Aku yang begitu pernah berharap bahwa ia akan menjadi rumah
terakhirku, yang akan selalu menjadi tempatku berteduh dari panasnya ujian
hidup, atau tempatku mencari kehangatan dari dinginnya sikap manusia-manusia
tak bersahabat, justru kini menjelma menjadi orang asing yang tak lagi ku kenal!
Aku pernah membayangkan betapa rapuhnya aku jika harus
kembali berjalan sendirian menghadapi kehidupan yang penuh kejutan ini. Aku
pernah merasa dan berpikir, bahwa dia adalah satu-satunya yang mampu menjadi
pegangan untuk membimbing langkahku. Namun nyatanya tidak!
Keadaan kini memaksaku untuk tetap melangkah, berjalan
bahkan berlari kencang meski tanpa dia di sisi. Aku hanya perlu untuk terbiasa
menjalani hari-hari tanpanya. Segala hal yang ku takutkan hanya perlu untuk
dihadapi. Bahkan berulang kali aku mencoba untuk melupakannya pun aku selalu
gagal! Hingga akhirnya aku disadarkan dengan sebuah ucapan, bahwa perihal
melupakan adalah suatu hal yang tidak mungkin bisa ku lakukan. Karena sejatinya,
aku hanya perlu untuk terbiasa. Terbiasa tanpanya. terbiasa untuk tidak
mencarinya. Terbiasa agar tidak mencemaskan keadaannya. Terbiasa untuk tidak
mengingat segala cerita bersamanya. Bahkan mungkin, terbiasa untuk tidak
menyebut namanya dalam barisan doa yang ku bisikkan pada Tuhan.

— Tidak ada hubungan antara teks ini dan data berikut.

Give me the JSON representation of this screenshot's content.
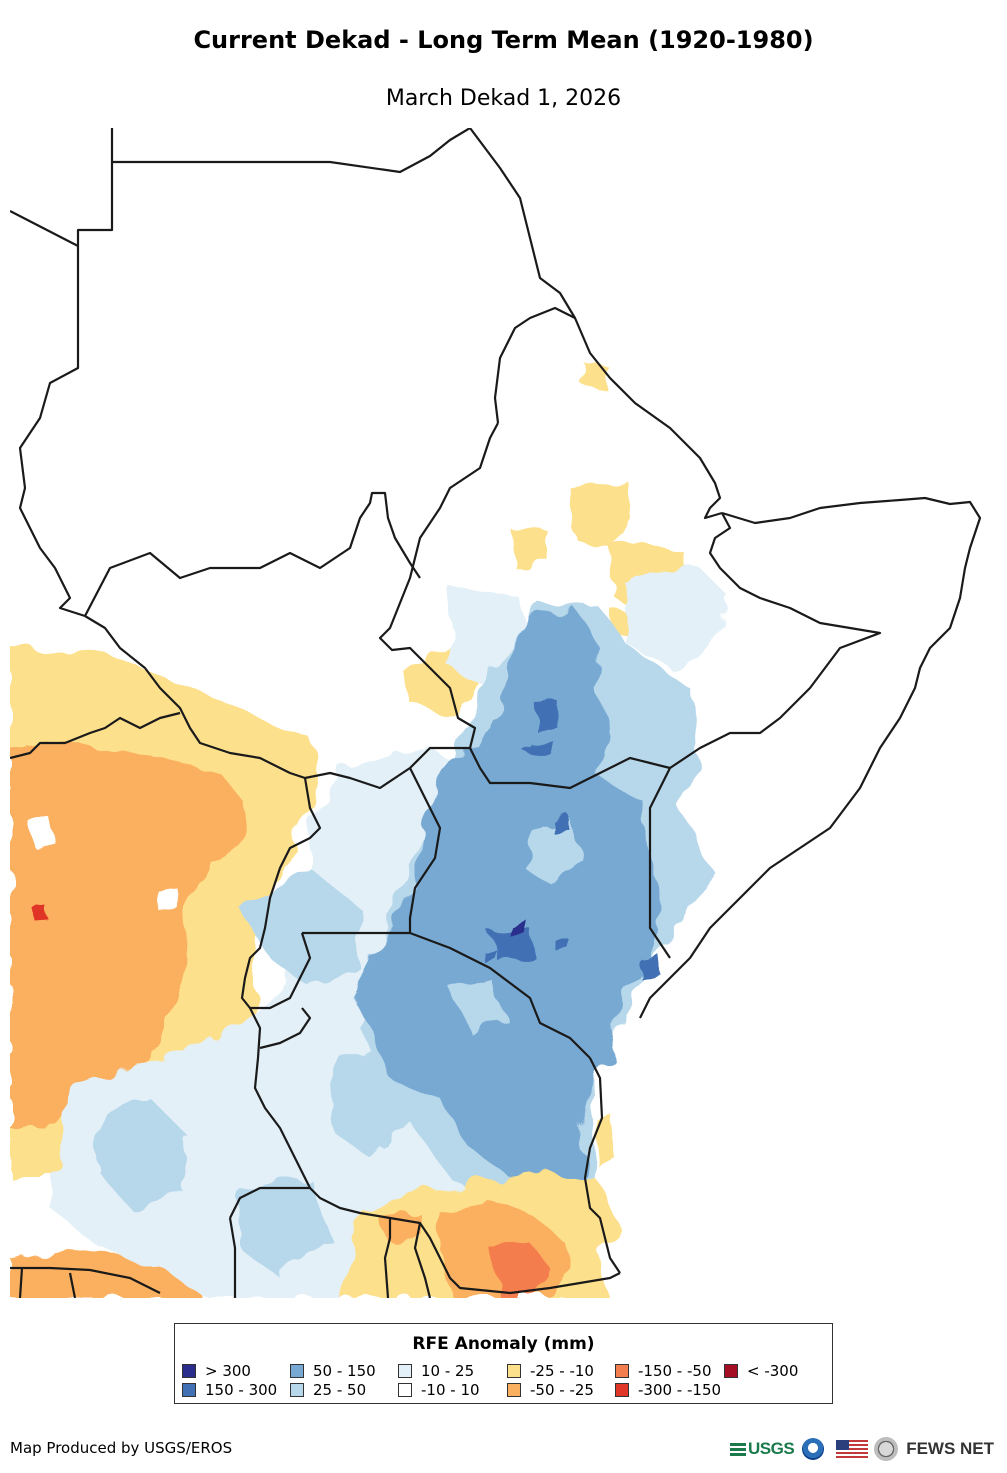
{
  "header": {
    "title": "Current Dekad - Long Term Mean (1920-1980)",
    "subtitle": "March Dekad 1, 2026"
  },
  "legend": {
    "title": "RFE Anomaly (mm)",
    "items": [
      {
        "label": "> 300",
        "color": "#2b2d8c"
      },
      {
        "label": "150 - 300",
        "color": "#4270b5"
      },
      {
        "label": "50 - 150",
        "color": "#77a9d2"
      },
      {
        "label": "25 - 50",
        "color": "#b7d7ea"
      },
      {
        "label": "10 - 25",
        "color": "#e3f0f8"
      },
      {
        "label": "-10 - 10",
        "color": "#ffffff"
      },
      {
        "label": "-25 - -10",
        "color": "#fde08c"
      },
      {
        "label": "-50 - -25",
        "color": "#fbb060"
      },
      {
        "label": "-150 - -50",
        "color": "#f47d4d"
      },
      {
        "label": "-300 - -150",
        "color": "#e03628"
      },
      {
        "label": "< -300",
        "color": "#a50f26"
      }
    ]
  },
  "footer": {
    "credit": "Map Produced by USGS/EROS",
    "usgs": "USGS",
    "fews": "FEWS NET"
  }
}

Aku hanya perlu terbiasa … hidup tanpanya!
Jujur, aku sudah lelah. Dengan keadaan yang seolah menyudutkan ku. Seolah aku penjahat utama atas duka yang tercipta di antara kita. Padahal, aku pun korban dari keadaan yang sering kali tak berpihak pada kita.

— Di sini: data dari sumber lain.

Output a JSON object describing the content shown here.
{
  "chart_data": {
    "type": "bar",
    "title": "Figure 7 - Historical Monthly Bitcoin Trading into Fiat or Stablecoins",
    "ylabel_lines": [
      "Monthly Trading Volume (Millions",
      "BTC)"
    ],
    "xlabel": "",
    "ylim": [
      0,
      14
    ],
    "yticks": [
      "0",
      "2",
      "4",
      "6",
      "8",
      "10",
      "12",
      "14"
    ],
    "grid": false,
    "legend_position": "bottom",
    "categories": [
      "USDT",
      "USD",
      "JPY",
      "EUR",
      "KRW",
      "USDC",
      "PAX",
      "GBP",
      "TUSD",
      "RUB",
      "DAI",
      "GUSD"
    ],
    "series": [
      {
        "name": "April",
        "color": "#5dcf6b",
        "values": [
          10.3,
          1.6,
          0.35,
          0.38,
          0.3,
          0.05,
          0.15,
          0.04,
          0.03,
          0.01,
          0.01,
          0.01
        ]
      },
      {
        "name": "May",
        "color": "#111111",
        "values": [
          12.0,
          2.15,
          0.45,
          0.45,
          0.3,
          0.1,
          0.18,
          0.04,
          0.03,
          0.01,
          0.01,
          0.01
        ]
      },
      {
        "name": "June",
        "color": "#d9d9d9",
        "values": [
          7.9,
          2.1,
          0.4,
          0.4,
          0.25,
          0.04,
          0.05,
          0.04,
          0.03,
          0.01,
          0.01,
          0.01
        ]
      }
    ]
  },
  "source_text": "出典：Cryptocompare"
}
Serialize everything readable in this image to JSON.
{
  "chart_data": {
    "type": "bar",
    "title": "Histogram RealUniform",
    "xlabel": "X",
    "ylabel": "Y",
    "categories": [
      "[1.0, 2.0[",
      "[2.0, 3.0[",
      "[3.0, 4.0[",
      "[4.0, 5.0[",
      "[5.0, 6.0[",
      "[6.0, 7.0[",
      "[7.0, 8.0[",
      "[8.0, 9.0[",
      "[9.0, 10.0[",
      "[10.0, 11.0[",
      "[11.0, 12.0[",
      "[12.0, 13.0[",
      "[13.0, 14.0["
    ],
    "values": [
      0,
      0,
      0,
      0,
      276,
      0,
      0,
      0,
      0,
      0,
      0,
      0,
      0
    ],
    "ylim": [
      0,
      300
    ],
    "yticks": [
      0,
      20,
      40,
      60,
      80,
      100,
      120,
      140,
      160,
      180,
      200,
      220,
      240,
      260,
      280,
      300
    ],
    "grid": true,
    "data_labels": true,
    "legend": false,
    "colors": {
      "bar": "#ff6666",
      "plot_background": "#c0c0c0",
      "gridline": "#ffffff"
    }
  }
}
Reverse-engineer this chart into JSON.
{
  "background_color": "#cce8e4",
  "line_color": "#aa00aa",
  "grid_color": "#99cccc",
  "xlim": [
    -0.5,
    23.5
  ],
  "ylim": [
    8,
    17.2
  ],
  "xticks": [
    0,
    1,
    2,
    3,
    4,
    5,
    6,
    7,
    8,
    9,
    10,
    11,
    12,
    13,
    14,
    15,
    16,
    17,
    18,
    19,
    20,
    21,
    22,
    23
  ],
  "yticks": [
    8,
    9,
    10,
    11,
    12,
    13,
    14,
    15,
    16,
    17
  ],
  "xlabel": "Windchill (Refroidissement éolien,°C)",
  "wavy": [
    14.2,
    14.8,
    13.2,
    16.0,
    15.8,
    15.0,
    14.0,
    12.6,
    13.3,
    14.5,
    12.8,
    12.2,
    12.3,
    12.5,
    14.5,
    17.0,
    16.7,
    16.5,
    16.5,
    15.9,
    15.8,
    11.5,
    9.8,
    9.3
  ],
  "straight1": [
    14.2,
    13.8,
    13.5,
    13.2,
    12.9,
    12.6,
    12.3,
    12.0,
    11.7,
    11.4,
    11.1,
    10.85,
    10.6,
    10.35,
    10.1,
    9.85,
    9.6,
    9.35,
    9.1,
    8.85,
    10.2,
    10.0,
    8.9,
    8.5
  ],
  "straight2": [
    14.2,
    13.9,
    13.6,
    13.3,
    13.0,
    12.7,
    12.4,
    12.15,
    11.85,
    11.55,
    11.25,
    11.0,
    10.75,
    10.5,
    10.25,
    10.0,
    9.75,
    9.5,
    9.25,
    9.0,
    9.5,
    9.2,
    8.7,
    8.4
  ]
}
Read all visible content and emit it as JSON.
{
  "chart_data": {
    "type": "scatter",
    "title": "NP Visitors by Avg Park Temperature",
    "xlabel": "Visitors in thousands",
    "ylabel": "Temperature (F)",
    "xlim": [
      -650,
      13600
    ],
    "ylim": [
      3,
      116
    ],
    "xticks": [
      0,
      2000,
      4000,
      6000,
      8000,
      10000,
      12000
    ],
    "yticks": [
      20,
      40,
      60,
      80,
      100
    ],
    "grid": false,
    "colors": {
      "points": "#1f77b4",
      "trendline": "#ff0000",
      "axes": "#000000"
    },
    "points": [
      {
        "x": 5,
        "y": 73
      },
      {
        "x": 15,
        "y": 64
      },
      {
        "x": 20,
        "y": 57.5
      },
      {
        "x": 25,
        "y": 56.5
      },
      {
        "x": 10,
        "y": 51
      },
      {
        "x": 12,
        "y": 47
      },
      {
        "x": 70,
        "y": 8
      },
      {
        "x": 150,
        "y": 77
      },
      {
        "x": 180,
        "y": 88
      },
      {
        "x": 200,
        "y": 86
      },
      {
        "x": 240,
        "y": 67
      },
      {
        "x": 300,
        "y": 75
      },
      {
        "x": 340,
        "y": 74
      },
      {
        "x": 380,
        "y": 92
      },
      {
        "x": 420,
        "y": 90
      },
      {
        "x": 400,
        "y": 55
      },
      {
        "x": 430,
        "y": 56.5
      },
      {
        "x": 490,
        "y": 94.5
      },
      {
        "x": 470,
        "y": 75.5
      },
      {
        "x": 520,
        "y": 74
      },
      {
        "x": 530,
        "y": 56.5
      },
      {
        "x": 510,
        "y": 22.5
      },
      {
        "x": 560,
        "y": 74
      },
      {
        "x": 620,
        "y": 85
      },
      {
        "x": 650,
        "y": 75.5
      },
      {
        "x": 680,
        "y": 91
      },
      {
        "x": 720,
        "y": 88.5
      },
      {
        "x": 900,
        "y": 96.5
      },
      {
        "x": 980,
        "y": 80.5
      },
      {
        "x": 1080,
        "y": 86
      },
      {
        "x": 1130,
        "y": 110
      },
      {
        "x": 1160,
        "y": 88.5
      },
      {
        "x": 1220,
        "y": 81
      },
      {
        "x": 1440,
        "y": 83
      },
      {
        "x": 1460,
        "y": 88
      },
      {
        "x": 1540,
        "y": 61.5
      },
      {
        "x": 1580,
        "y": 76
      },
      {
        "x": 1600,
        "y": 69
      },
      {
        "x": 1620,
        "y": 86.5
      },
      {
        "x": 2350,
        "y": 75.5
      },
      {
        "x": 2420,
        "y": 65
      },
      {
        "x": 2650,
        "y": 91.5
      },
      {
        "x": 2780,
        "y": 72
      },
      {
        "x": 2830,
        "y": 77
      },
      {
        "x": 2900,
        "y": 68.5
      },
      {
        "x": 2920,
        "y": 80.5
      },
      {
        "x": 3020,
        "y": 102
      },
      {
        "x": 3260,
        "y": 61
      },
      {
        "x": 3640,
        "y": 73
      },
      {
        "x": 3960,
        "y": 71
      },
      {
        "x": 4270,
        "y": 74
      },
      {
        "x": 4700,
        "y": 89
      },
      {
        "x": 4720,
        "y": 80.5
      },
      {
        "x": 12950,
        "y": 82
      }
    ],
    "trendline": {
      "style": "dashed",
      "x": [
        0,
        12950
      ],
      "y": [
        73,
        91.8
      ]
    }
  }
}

Di sela waktu kesendirian, aku bertanya pada keadaan, di manakah cinta yang dulu selalu kau puja? Kapan ku dapati lagi peluk hangat yang menenangkan? Dan Mengapa harus ego diri menjadi pemenang yang menghancurkan ketenangan?
Semua tanya itu hanya menggema dalam pikiran. Mendorong langkah untuk terus berjalan ketepian.
Ya. Ku rasa sudah saatnya aku menepi dari hadapan atau bahkan dari kehidupanmu. Namun, tiap kali langkahku semakin tegap untuk terus menjauh darimu, hati serta pikiranku semakin berperang.
Jika aku pergi, apakah kau akan sebahagia yang aku pikirkan? Apakah penyesalan tak akan datang menghampirimu ataupun aku? Dan jika aku pergi, akankah kamu merasa sepi seperti yang kurasakan saat ini?
Logikaku menjawab tetaplah pergi, karena apapun yang terjadi padamu bukan lagi menjadi urusanku. Tapi hati ku terus berbisik, bertahanlah sebentar, barangkali sebenarnya dirimu masih butuh aku. Meski sangat kecil kemungkinannya.
Namun yang pasti, kemanapun takdir membawa langkah kita, aku hanya bisa berharap, jika tiba waktunya untukku pergi, aku mampu terbiasa tanpamu, dan kamu, mampu mencipta kebahagiaan yang sempurna tanpa ada lagi bayang-bayangku di hidupmu.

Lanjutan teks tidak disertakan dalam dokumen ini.